Chef jailed after starting fire at housing complex

- By DAVE FINLAY newsdeskts@scotsman.com

A chef has been jailed for three and a half years after putting residents at a housing complex in danger when he started a fire following a demand for £40 for the return of his missing mobile phone.

Jason Hughes turned up at a flat at St Catherine’s Square, in Perth, with a jerrycan containing petrol and poured the fuel on to a bed and sofa before igniting it.

Occupants of the building were evacuated and firefighte­rs extinguish­ed the blaze but not before it completely destroyed the interior of the flat and caused £36,000 worth of damage.

Hughes, 36, later told police that he had gone to the flats to meet a man to pay him money to get his phone back but was told by a security guard that he did not want visitors.

He said he went to a garage and filled the can with fuel which another customer bought for him as he did not have the money to pay for it.

He said: “That’s what I’m going to do.
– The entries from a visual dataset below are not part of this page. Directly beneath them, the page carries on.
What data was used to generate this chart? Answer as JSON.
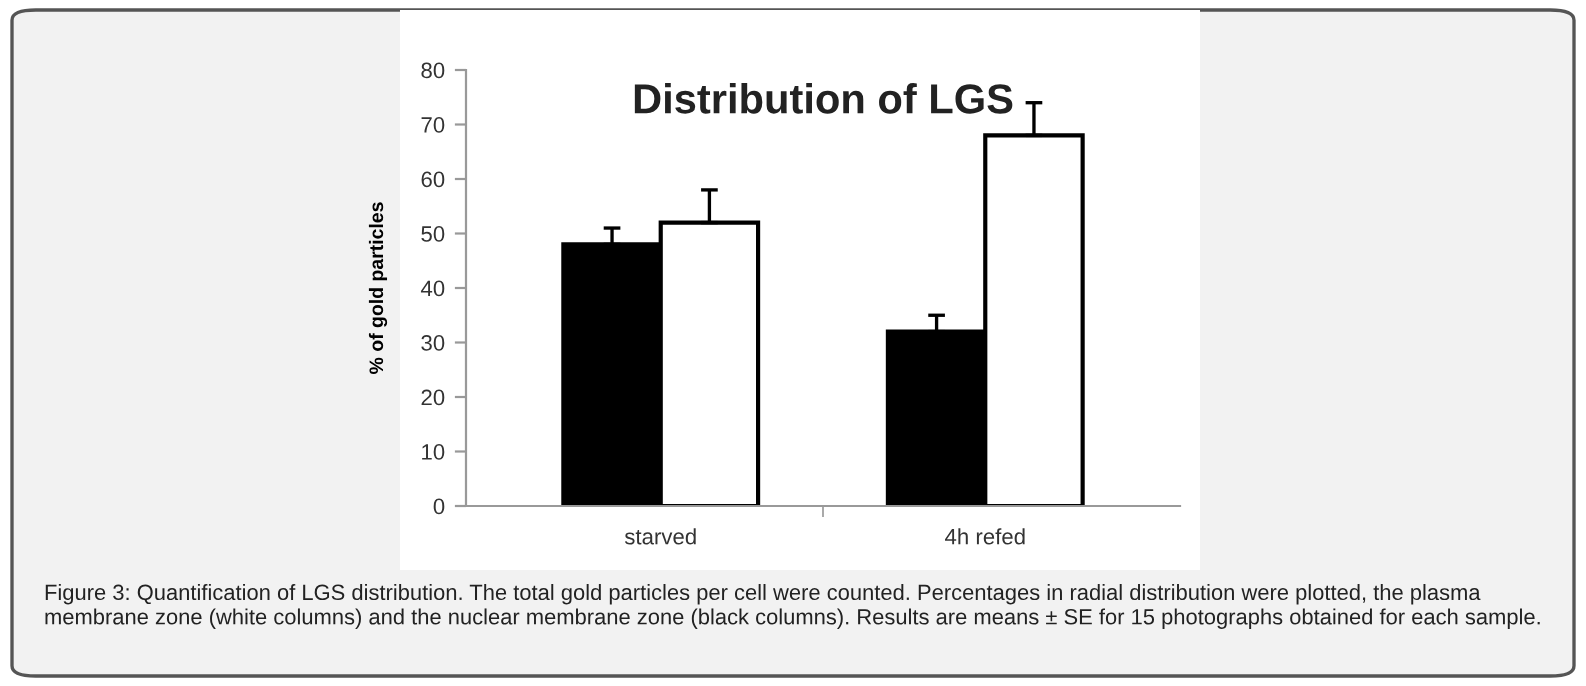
{
  "chart_data": {
    "type": "bar",
    "title": "Distribution of LGS",
    "ylabel": "% of gold particles",
    "categories": [
      "starved",
      "4h refed"
    ],
    "series": [
      {
        "color": "#000000",
        "values": [
          48,
          32
        ],
        "errors": [
          [
            48,
            51
          ],
          [
            32,
            35
          ]
        ]
      },
      {
        "color": "#ffffff",
        "values": [
          52,
          68
        ],
        "errors": [
          [
            52,
            58
          ],
          [
            68,
            74
          ]
        ]
      }
    ],
    "ylim": [
      0,
      80
    ],
    "yticks": [
      0,
      10,
      20,
      30,
      40,
      50,
      60,
      70,
      80
    ],
    "grid": false,
    "legend": false,
    "annotations": [
      "Figure 3: Quantification of LGS distribution. The total gold particles per cell were counted. Percentages in radial distribution were plotted, the plasma membrane zone (white columns) and the nuclear membrane zone (black columns). Results are means ± SE for 15 photographs obtained for each sample."
    ]
  }
}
I’m going to get petrol. I’m going to go in there and I’m going to burn the flat down.”

Hughes told officers: “In my head, that would be payback for stealing my bank card, selling my phone, like a retributio­n kind of thing.”

When he appeared at the High Court in Edinburgh earlier, Hughes, a prisoner in Perth, admitted wilfully setting fire to items at the flat on 18 November last year resulting in it being engulfed in flames and extensivel­y damaged and to the danger of occupants of St Catherine’s Square.

A judge told him: “You knew, or must have known, this was a residentia­l block and your actions presented a danger to life.”

Lady Scott said she accepted that he was under stress at the time and that his history of struggling to cope was rooted in his difficult childhood.

The judge added: “I accept you have shown genuine remorse for your actions.” She told Hughes that he would have faced a five-year sentence but for his early guilty plea.

Advocate depute Michael Meehan said Hughes had rowed with his partner the previous night after she returned home to Glengarry Road, in Perth, and she asked him to leave. He went to the flat of an acquaintan­ce, Alistair Maxwell, who lived in the housing complex at St Catherine’s Square before returning home and telling her that he had lost his mobile phone and bank card.